From now on, I will mention "label" for both constructs and do otherwise only when the context requires it.
When you write a Klive Assembly instruction, you can start the line with a label:
MyStart: ld hl,0
Here, in this sample, MyStart
is a label. The assembler allows you to omit the colon after the label name, so this line is valid:
MyStart ld hl,0
Some developers like to put a label in a separate line from the instruction to which it belongs. You can use the same hanging label style within Klive. In this case, the label should go before its instruction. Take a look at this code snippet:
MyStart:
ld hl,0
MyNext
; Use B as a counter
ld b,32
This code is entirely correct. Note the ld b,32
instruction belongs to the MyNext
label. As you see from the sample, the colon character is optional for hanging labels, too. You can have multiple line breaks between a label and its instruction, and the space can include comments.

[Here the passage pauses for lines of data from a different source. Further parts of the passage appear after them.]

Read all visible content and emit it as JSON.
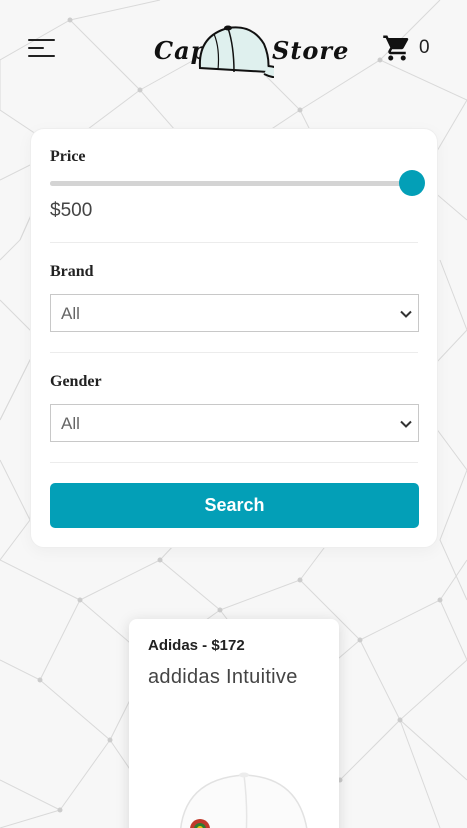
{
  "header": {
    "logo_left": "Cap",
    "logo_right": "Store",
    "cart_count": "0"
  },
  "filters": {
    "price": {
      "label": "Price",
      "value": 500,
      "max": 500,
      "display": "$500",
      "accent": "#039fb7"
    },
    "brand": {
      "label": "Brand",
      "selected": "All"
    },
    "gender": {
      "label": "Gender",
      "selected": "All"
    },
    "search_label": "Search"
  },
  "products": [
    {
      "meta": "Adidas - $172",
      "name": "addidas Intuitive"
    }
  ],
  "icons": {
    "menu": "hamburger-menu-icon",
    "logo": "baseball-cap-icon",
    "cart": "shopping-cart-icon",
    "select": "chevron-down-icon"
  }
}
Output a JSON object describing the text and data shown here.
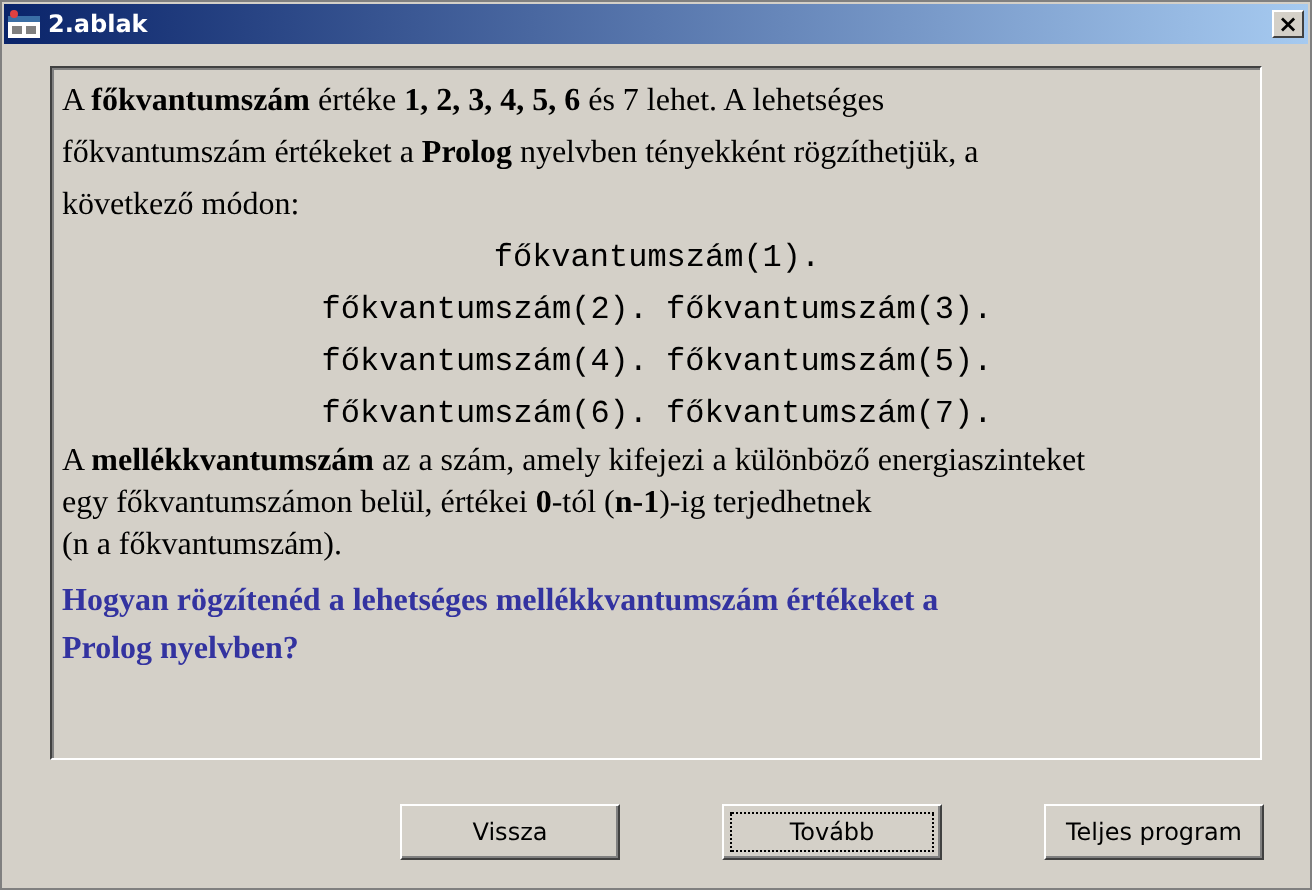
{
  "window": {
    "title": "2.ablak",
    "close": "×"
  },
  "intro": {
    "lines": [
      "A **főkvantumszám** értéke **1, 2, 3, 4, 5, 6** és 7 lehet. A lehetséges",
      "főkvantumszám értékeket a **Prolog** nyelvben tényekként rögzíthetjük, a",
      "következő módon:"
    ]
  },
  "code_lines": [
    [
      "főkvantumszám(1)."
    ],
    [
      "főkvantumszám(2).",
      "főkvantumszám(3)."
    ],
    [
      "főkvantumszám(4).",
      "főkvantumszám(5)."
    ],
    [
      "főkvantumszám(6).",
      "főkvantumszám(7)."
    ]
  ],
  "explanation": {
    "lines": [
      "A **mellékkvantumszám** az a szám, amely kifejezi a különböző energiaszinteket",
      "egy főkvantumszámon belül, értékei **0**-tól (**n-1**)-ig terjedhetnek",
      "(n a főkvantumszám)."
    ]
  },
  "question": {
    "lines": [
      "Hogyan rögzítenéd a lehetséges mellékkvantumszám értékeket a",
      "Prolog nyelvben?"
    ]
  },
  "buttons": [
    {
      "label": "Vissza",
      "focused": false
    },
    {
      "label": "Tovább",
      "focused": true
    },
    {
      "label": "Teljes program",
      "focused": false
    }
  ]
}
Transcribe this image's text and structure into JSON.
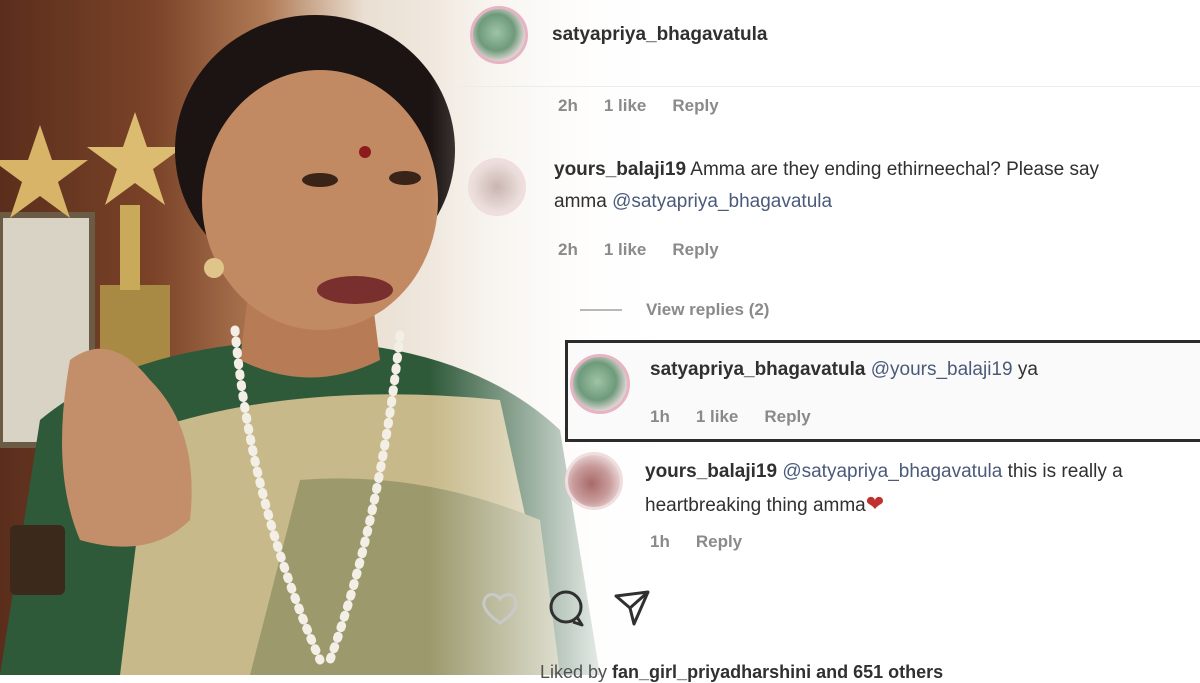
{
  "header": {
    "username": "satyapriya_bhagavatula"
  },
  "first_meta": {
    "time": "2h",
    "likes": "1 like",
    "reply": "Reply"
  },
  "comments": [
    {
      "username": "yours_balaji19",
      "text_line1": "Amma are they ending ethirneechal? Please say",
      "text_line2_prefix": "amma ",
      "mention": "@satyapriya_bhagavatula",
      "time": "2h",
      "likes": "1 like",
      "reply": "Reply"
    }
  ],
  "view_replies": "View replies (2)",
  "replies": [
    {
      "username": "satyapriya_bhagavatula",
      "mention": "@yours_balaji19",
      "text": " ya",
      "time": "1h",
      "likes": "1 like",
      "reply": "Reply"
    },
    {
      "username": "yours_balaji19",
      "mention": "@satyapriya_bhagavatula",
      "text_line1": " this is really a",
      "text_line2": "heartbreaking thing amma",
      "emoji": "❤",
      "time": "1h",
      "reply": "Reply"
    }
  ],
  "actions": {
    "icons": [
      "heart-icon",
      "comment-icon",
      "share-icon"
    ]
  },
  "likes_summary": {
    "prefix": "Liked by ",
    "user": "fan_girl_priyadharshini",
    "suffix": " and 651 others"
  },
  "colors": {
    "text": "#303030",
    "muted": "#8a8a8a",
    "mention": "#4c5a7a",
    "heart": "#c0302c"
  }
}
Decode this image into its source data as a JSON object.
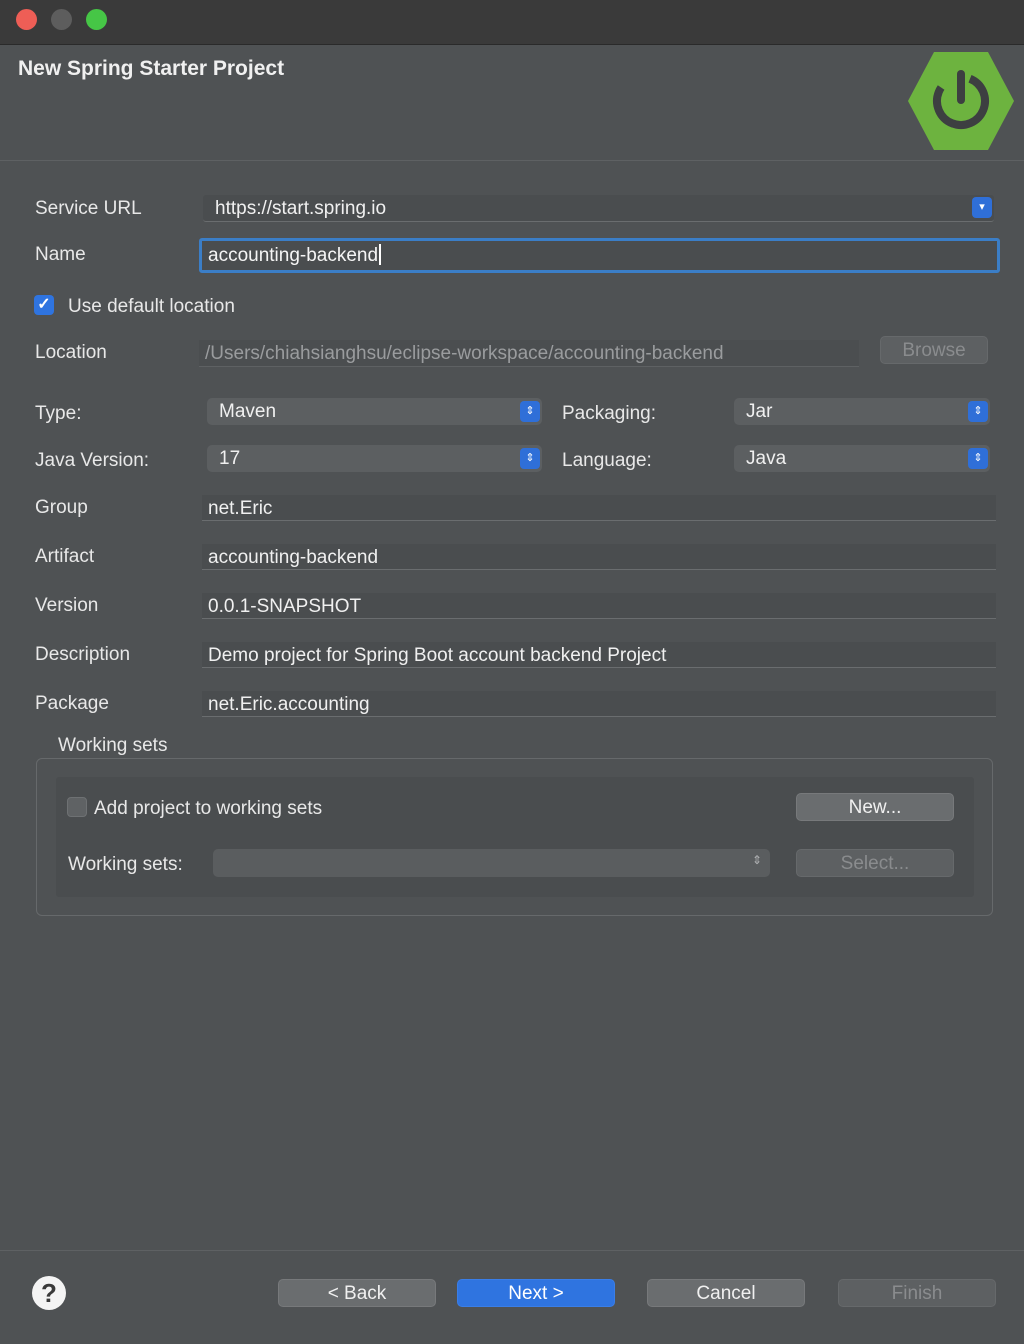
{
  "window": {
    "title": "New Spring Starter Project"
  },
  "form": {
    "service_url": {
      "label": "Service URL",
      "value": "https://start.spring.io"
    },
    "name": {
      "label": "Name",
      "value": "accounting-backend"
    },
    "use_default_location": {
      "label": "Use default location",
      "checked": true
    },
    "location": {
      "label": "Location",
      "value": "/Users/chiahsianghsu/eclipse-workspace/accounting-backend",
      "browse_label": "Browse"
    },
    "type": {
      "label": "Type:",
      "value": "Maven"
    },
    "packaging": {
      "label": "Packaging:",
      "value": "Jar"
    },
    "java_version": {
      "label": "Java Version:",
      "value": "17"
    },
    "language": {
      "label": "Language:",
      "value": "Java"
    },
    "group": {
      "label": "Group",
      "value": "net.Eric"
    },
    "artifact": {
      "label": "Artifact",
      "value": "accounting-backend"
    },
    "version": {
      "label": "Version",
      "value": "0.0.1-SNAPSHOT"
    },
    "description": {
      "label": "Description",
      "value": "Demo project for Spring Boot account backend Project"
    },
    "package": {
      "label": "Package",
      "value": "net.Eric.accounting"
    }
  },
  "working_sets": {
    "group_label": "Working sets",
    "add_label": "Add project to working sets",
    "add_checked": false,
    "new_label": "New...",
    "sets_label": "Working sets:",
    "select_label": "Select..."
  },
  "footer": {
    "help_icon": "?",
    "back_label": "< Back",
    "next_label": "Next >",
    "cancel_label": "Cancel",
    "finish_label": "Finish"
  },
  "colors": {
    "accent": "#2f74e0",
    "spring_green": "#6db33f",
    "window_bg": "#4f5254"
  }
}
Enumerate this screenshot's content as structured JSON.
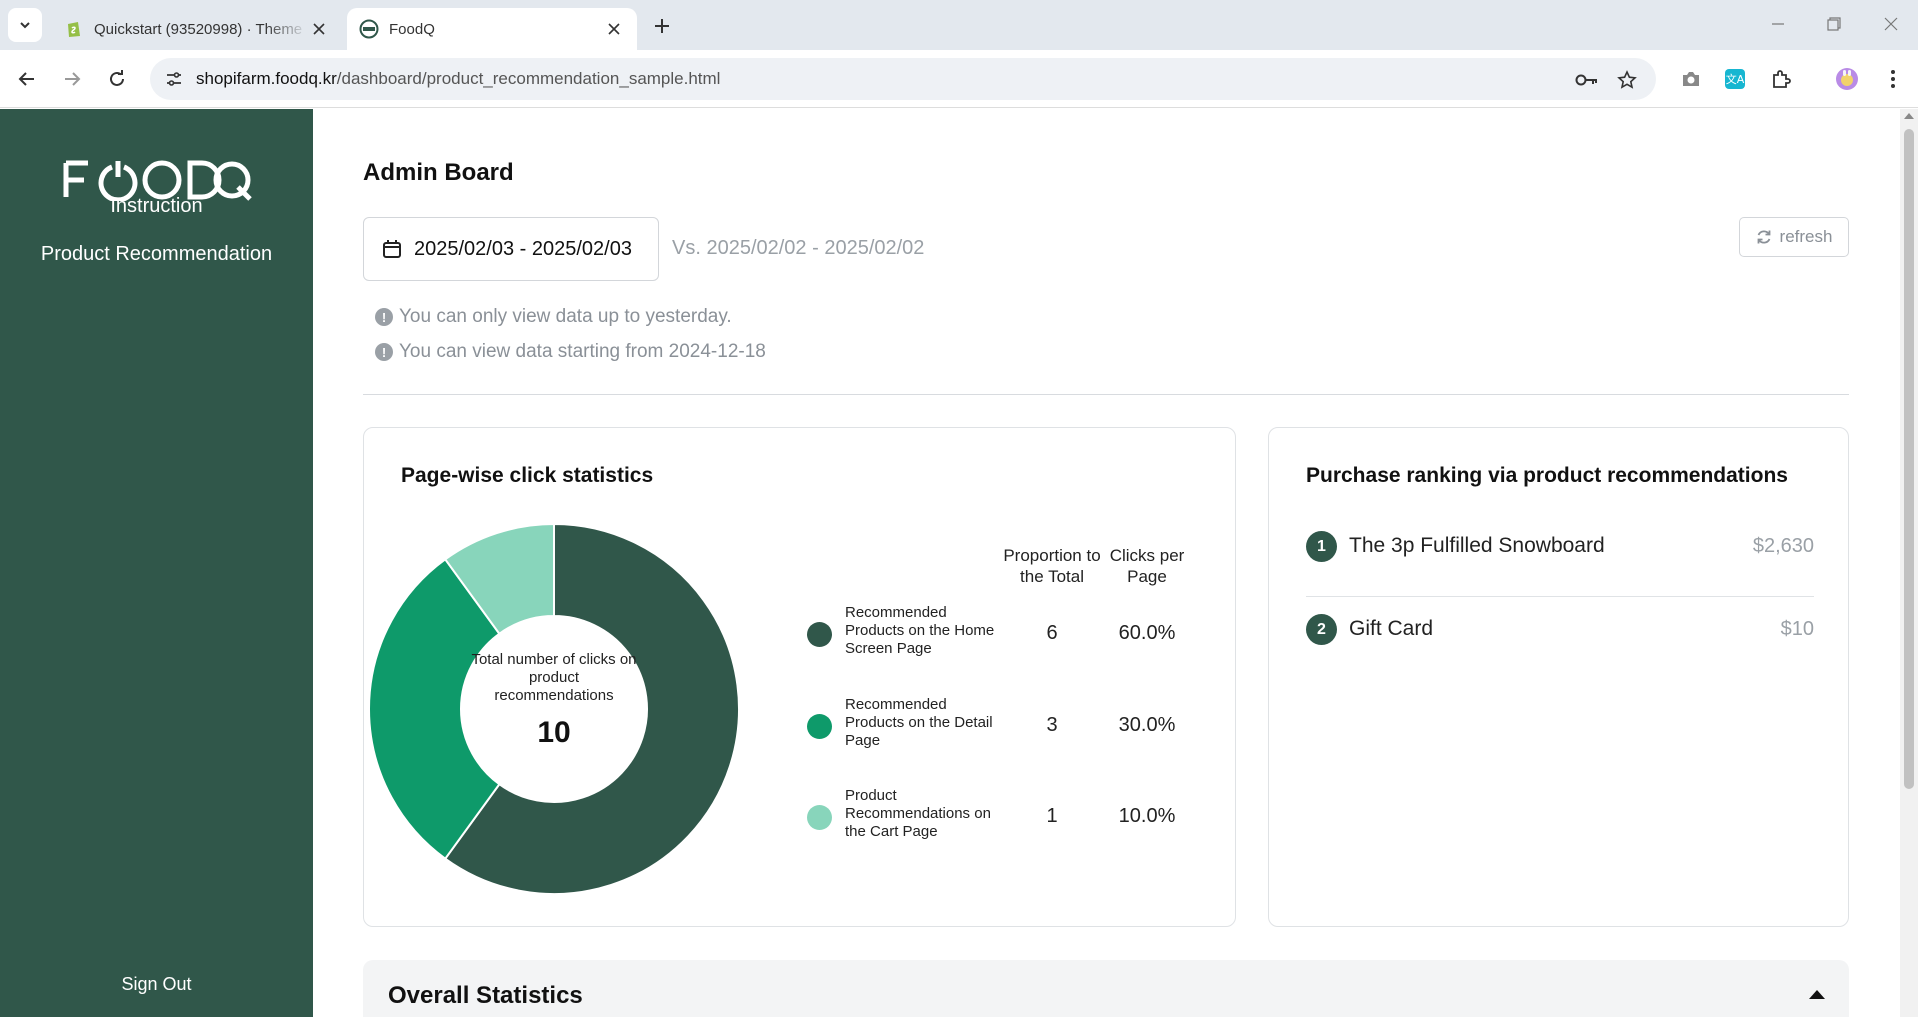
{
  "browser": {
    "tabs": [
      {
        "title": "Quickstart (93520998) · Theme",
        "active": false,
        "favicon": "shopify-icon"
      },
      {
        "title": "FoodQ",
        "active": true,
        "favicon": "foodq-icon"
      }
    ],
    "url_host": "shopifarm.foodq.kr",
    "url_path": "/dashboard/product_recommendation_sample.html"
  },
  "sidebar": {
    "logo_text": "FOODQ",
    "items": [
      {
        "label": "Instruction"
      },
      {
        "label": "Product Recommendation"
      }
    ],
    "sign_out": "Sign Out"
  },
  "header": {
    "title": "Admin Board",
    "date_range": "2025/02/03 - 2025/02/03",
    "compare_range": "Vs. 2025/02/02 - 2025/02/02",
    "refresh_label": "refresh",
    "notices": [
      "You can only view data up to yesterday.",
      "You can view data starting from 2024-12-18"
    ]
  },
  "click_stats": {
    "title": "Page-wise click statistics",
    "center_label": "Total number of clicks on product recommendations",
    "total": "10",
    "col_proportion": "Proportion to the Total",
    "col_clicks": "Clicks per Page",
    "rows": [
      {
        "label": "Recommended Products on the Home Screen Page",
        "count": "6",
        "percent": "60.0%",
        "color": "#30574a"
      },
      {
        "label": "Recommended Products on the Detail Page",
        "count": "3",
        "percent": "30.0%",
        "color": "#0e9a6a"
      },
      {
        "label": "Product Recommendations on the Cart Page",
        "count": "1",
        "percent": "10.0%",
        "color": "#88d5bb"
      }
    ]
  },
  "chart_data": {
    "type": "pie",
    "categories": [
      "Recommended Products on the Home Screen Page",
      "Recommended Products on the Detail Page",
      "Product Recommendations on the Cart Page"
    ],
    "values": [
      6,
      3,
      1
    ],
    "colors": [
      "#30574a",
      "#0e9a6a",
      "#88d5bb"
    ],
    "title": "Page-wise click statistics"
  },
  "ranking": {
    "title": "Purchase ranking via product recommendations",
    "items": [
      {
        "rank": "1",
        "name": "The 3p Fulfilled Snowboard",
        "value": "$2,630"
      },
      {
        "rank": "2",
        "name": "Gift Card",
        "value": "$10"
      }
    ]
  },
  "overall": {
    "title": "Overall Statistics"
  }
}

Label and Symbol Declarations
As you will learn later, you can define symbols with the .EQU
or .VAR
pragmas. While .EQU
allows you to assign a constant value to a symbol, it cannot change its value after the declaration. .VAR
lets you re-assign the initial value.
Klive supports the idea of lexical scopes. When you create the program, it starts with a global (outermost) lexical scope. Particular language elements, such a statements create their nested lexical scope. Labels and symbols are always created within the current lexical scope. Nonetheless, when resolving them, the assembler starts with the innermost scope and goes through all outer scopes until it finds the label declaration.
This mechanism means that you can declare labels within a nested scope so that those hide labels and symbols in outer scopes.
Klive also supports modules, which allow you to use namespace-like constructs.
Temporary Labels
The assembler considers labels that start with a backtick (`) character as temporary labels. Their scope is the area between the last persistent label preceding the temporary one and the first persistent label following the temporary one.
This code snippet demonstrates this concept:
SetPixels: ; Persistent label
ld hl, #4000
ld a,#AA
ld b,#20
`loop: ; Temporary label (scope #1)
ld (hl),a
inc hl
djnz `loop
SetAttr: ; Persistent label, scope #1 disposed here
ld hl,#5800
ld a,#32
ld b,#20
`loop: ; Temporary label (scope #2)
ld (hl),a
inc hl
djnz `loop
ret
; scope #2 still lives here
; ...
Another: ; Persistent label, scope #2 disposed here
ld a,b
As you see, the two occurrences of `loop
belong to two separate temporary scopes. The first scope is the one between SetPixels
and SetAttr
, the second one between SetAttr
and Another
.